When:
Thursday, April 21, 2016
9:00 AM - 10:00 AM CT
Where: Robert H Lurie Medical Research Center, Baldwin Auditorium, 303 E. Superior, Chicago, IL 60611 map it
Audience: Faculty/Staff - Student - Post Docs/Docs - Graduate Students
Contact:
Carson Nestler
Group: Biochemistry & Molecular Genetics Seminar Series
Category: Lectures & Meetings
The Department of Biochemistry and Molecular Genetics Departmental Seminar Series presents:
Markus Müschen, MD, PhD
Professor, Department of Laboratory Medicine
Program Co-Leader, Hematopoietic Malignancies Program, UCSF Helen Diller Family Comprehensive Cancer Center
University of California, San Francisco
Targeted therapy of cancer typically focuses on inhibitors (e.g. tyrosine kinase inhibitors, TKI) that suppress oncogenic signaling below a minimum threshold required for survival and proliferation of cancer cells.
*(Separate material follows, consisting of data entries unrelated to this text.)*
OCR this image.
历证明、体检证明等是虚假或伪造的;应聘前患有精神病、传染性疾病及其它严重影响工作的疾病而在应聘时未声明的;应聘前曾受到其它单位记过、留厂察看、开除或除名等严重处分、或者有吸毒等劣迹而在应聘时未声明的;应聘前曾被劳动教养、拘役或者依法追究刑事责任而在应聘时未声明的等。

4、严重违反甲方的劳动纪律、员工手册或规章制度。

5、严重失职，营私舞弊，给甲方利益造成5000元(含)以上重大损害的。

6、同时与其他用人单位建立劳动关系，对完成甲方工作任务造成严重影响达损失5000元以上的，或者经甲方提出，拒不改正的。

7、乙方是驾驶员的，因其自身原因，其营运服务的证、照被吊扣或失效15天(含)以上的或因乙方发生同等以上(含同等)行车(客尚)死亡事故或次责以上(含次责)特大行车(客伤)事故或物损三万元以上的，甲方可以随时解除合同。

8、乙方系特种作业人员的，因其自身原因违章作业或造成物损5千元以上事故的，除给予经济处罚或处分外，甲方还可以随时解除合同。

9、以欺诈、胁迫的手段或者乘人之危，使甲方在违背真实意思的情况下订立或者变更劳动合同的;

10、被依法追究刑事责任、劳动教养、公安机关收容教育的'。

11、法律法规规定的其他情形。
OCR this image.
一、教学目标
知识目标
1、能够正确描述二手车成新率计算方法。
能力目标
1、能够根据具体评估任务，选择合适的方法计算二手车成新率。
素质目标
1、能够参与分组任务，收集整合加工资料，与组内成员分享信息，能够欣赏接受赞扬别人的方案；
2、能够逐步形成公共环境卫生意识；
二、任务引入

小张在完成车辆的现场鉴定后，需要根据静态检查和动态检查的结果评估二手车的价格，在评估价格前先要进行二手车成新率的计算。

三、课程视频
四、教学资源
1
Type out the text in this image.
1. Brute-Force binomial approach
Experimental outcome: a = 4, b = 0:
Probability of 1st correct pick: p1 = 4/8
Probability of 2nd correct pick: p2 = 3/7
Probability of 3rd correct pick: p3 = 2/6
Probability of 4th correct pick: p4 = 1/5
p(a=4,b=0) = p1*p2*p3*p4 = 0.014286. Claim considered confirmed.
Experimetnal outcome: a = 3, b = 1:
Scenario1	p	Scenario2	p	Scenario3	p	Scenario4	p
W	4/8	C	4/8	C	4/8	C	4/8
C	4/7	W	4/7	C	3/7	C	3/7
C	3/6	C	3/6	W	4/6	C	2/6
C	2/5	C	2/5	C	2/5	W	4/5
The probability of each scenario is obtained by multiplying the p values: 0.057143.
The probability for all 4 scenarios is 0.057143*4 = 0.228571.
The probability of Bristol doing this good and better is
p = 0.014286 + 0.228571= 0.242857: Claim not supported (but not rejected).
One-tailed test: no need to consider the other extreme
Acute lymphoblastic leukemia (ALL) originates from pre-B cells, which unlike other cell types are under intense selective pressure. The vast majority of newly generated pre-B cells die at central tolerance checkpoints for removal of autoreactive clones. Pre-B cells expressing autoreactive immunoglobulin m heavy chains bind ubiquitous self-antigen, resulting in excessive signaling strength above a maximum permissive threshold. Activation of B cell tolerance checkpoints induces cell death and clearance of autoreactive clones from the repertoire. A series of recent findings demonstrated that, despite malignant transformation, central B tolerance checkpoints are fully functional in human ALL. We propose that targeted engagement of B cell tolerance checkpoints, e.g. through short transient hyperactivation of (pre-) B cell receptor signaling, represents a previously unrecognized therapeutic opportunity to overcome conventional mechanisms of drug-resistance in human ALL and other B cell malignancies.